Tesla founder and CEO Elon Musk delivered part 2 of his “master plan” today, and two big parts of it are new vehicles, but not consumer models: Tesla is working on both a heavy-duty semi truck and a “high passenger-density urban transport” that would operate in cities and fit the role of a bus in city settings.
In the post describing this next stage to the now-famous master plan, Musk talked about additional consumer vehicles, including both a compact SUV separate from the Model X, and a “new kind of pickup truck,” both of which he’s alluded to before. But he said that besides their consumer offerings, two other kinds of electric vehicles are “needed”: the semi truck, and the so-called urban transport, both of which are going to be ready to show to the public as early as next year according to Musk.
The reason the Tesla Semi (as Musk refers to the truck) is necessary is because it should help drastically reduce cargo transportation costs (fuel represents a significant portion of trucking costs, and that’s passed on to the consumer). It’s also key because a Tesla transport would increase safety, Musk says, as well as making it “really fun” for vehicle operators.
As for the multi-passenger vehicle, Musk has something more ambitious in mind than just electric buses. He describes switching the role of bus driver to that of fleet manager, using autonomy to help one person conducting vehicles manage a number of vehicles, instead of just one. The design would allow passengers to also be taken directly to their destination of choice, instead of relying on fixed stops, and summoning vehicles would be handled either by phone (likely via app) or fixed summon buttons located at traditional bus stops.

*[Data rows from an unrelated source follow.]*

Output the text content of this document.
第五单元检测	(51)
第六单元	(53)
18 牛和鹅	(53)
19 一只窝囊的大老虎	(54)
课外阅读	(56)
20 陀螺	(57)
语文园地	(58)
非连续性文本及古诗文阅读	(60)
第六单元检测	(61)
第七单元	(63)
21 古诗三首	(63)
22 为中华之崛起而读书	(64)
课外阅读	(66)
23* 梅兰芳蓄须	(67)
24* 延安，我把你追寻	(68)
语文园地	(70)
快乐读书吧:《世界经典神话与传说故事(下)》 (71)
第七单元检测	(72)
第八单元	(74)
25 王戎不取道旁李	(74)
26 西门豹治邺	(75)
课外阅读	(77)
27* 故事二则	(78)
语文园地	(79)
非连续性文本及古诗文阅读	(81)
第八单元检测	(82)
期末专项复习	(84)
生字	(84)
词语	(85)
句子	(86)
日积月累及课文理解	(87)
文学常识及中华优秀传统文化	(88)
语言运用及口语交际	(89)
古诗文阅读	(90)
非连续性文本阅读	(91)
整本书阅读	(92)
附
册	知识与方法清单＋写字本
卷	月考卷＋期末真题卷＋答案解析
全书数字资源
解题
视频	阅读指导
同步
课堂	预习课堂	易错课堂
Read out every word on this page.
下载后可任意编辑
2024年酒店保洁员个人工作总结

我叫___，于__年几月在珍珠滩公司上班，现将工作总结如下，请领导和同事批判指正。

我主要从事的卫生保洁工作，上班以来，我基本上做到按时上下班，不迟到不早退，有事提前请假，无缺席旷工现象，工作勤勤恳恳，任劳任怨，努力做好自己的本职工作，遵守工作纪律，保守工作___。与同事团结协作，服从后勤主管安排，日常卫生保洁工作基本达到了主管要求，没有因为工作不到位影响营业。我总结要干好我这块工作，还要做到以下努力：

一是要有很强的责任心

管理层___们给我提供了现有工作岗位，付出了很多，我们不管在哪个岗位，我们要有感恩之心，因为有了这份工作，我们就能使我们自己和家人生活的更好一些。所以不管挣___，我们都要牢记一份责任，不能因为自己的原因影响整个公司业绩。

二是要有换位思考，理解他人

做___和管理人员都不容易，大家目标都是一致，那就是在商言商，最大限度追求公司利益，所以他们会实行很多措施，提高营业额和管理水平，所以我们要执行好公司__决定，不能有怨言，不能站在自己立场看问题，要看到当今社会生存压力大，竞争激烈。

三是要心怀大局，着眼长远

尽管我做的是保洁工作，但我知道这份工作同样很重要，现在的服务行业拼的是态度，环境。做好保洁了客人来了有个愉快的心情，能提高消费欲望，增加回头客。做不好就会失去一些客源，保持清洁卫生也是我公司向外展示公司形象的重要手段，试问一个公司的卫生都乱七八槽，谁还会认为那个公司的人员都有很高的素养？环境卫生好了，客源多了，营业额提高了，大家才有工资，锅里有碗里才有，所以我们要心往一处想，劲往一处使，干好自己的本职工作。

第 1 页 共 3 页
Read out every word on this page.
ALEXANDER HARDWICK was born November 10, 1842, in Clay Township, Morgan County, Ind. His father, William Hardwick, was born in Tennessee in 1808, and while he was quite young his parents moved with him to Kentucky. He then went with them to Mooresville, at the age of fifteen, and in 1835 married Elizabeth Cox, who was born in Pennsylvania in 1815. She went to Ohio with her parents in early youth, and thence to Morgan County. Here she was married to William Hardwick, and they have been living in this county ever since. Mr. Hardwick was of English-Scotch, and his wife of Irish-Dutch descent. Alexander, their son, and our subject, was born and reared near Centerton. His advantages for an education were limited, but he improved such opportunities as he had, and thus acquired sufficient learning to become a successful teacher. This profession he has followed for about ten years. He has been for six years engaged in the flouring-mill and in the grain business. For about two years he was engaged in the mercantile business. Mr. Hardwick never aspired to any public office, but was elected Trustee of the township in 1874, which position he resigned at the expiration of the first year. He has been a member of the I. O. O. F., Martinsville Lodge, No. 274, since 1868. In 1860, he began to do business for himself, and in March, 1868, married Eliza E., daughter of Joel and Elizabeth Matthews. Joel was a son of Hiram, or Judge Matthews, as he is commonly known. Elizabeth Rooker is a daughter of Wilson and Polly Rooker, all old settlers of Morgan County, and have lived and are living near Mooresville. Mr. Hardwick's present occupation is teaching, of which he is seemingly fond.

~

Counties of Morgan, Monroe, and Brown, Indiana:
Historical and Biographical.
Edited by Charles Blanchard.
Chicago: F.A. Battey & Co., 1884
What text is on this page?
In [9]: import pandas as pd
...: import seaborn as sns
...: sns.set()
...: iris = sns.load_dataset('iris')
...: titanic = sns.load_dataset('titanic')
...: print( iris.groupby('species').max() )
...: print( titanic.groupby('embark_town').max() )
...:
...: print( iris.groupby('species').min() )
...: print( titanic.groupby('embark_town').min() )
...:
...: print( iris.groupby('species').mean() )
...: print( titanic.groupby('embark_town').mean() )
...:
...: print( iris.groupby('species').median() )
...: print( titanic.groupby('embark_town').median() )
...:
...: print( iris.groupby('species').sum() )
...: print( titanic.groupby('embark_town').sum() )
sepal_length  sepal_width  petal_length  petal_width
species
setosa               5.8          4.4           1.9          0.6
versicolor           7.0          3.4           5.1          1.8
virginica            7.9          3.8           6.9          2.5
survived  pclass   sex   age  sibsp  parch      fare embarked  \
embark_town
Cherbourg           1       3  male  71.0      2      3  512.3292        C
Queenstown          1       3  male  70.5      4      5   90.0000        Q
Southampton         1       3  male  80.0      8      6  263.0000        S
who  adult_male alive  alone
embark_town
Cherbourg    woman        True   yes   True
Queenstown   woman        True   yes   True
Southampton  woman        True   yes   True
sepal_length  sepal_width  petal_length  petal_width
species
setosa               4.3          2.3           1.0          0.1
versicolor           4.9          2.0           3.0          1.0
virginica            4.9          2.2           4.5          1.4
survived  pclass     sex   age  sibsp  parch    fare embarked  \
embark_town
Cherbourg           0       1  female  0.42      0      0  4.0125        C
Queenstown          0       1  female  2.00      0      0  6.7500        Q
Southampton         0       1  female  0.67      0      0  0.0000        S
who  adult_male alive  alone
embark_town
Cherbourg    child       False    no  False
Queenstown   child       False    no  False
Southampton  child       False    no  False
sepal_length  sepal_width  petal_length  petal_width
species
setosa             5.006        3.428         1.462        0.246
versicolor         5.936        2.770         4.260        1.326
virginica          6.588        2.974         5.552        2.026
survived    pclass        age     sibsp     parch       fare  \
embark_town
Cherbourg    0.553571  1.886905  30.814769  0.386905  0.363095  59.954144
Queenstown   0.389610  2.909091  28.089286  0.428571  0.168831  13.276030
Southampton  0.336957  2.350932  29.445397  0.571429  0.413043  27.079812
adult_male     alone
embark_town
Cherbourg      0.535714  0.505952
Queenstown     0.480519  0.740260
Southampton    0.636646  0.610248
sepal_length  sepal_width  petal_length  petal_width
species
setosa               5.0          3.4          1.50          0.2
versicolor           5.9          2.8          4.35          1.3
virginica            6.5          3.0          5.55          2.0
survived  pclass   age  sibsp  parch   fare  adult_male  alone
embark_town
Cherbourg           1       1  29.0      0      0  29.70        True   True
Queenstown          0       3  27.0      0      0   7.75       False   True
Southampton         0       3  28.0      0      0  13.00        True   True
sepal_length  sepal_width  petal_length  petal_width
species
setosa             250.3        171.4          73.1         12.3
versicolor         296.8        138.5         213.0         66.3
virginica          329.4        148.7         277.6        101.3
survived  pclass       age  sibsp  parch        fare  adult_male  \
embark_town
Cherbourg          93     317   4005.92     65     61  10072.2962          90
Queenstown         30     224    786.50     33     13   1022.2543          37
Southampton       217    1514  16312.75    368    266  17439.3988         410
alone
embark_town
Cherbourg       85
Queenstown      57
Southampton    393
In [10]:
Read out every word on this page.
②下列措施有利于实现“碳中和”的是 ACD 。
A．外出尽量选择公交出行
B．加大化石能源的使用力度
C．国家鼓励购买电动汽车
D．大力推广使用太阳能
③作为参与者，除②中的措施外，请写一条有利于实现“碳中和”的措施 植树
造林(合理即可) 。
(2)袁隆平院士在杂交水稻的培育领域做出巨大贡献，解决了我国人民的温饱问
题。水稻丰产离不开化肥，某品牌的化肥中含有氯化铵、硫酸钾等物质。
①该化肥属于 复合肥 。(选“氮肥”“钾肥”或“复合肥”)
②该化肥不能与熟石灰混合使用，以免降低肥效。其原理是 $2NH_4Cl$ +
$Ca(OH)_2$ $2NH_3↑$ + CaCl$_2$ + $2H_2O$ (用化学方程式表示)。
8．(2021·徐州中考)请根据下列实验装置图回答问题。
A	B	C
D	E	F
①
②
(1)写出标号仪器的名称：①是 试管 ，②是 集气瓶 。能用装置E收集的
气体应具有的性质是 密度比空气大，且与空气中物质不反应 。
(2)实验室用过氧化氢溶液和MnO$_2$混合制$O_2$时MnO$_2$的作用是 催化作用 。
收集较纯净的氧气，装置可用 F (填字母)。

Of course, this anticipates a higher degree of autonomy than is possible in public transport in cities today, but Musk’s vision also describes a fleet of self-driving Teslas that let owners defray the cost by participating in the vehicle inventory side of an automated car sharing service. Multi-passenger urban transport is likely closer than that vision, but both will require a lot of intervening steps to become a reality.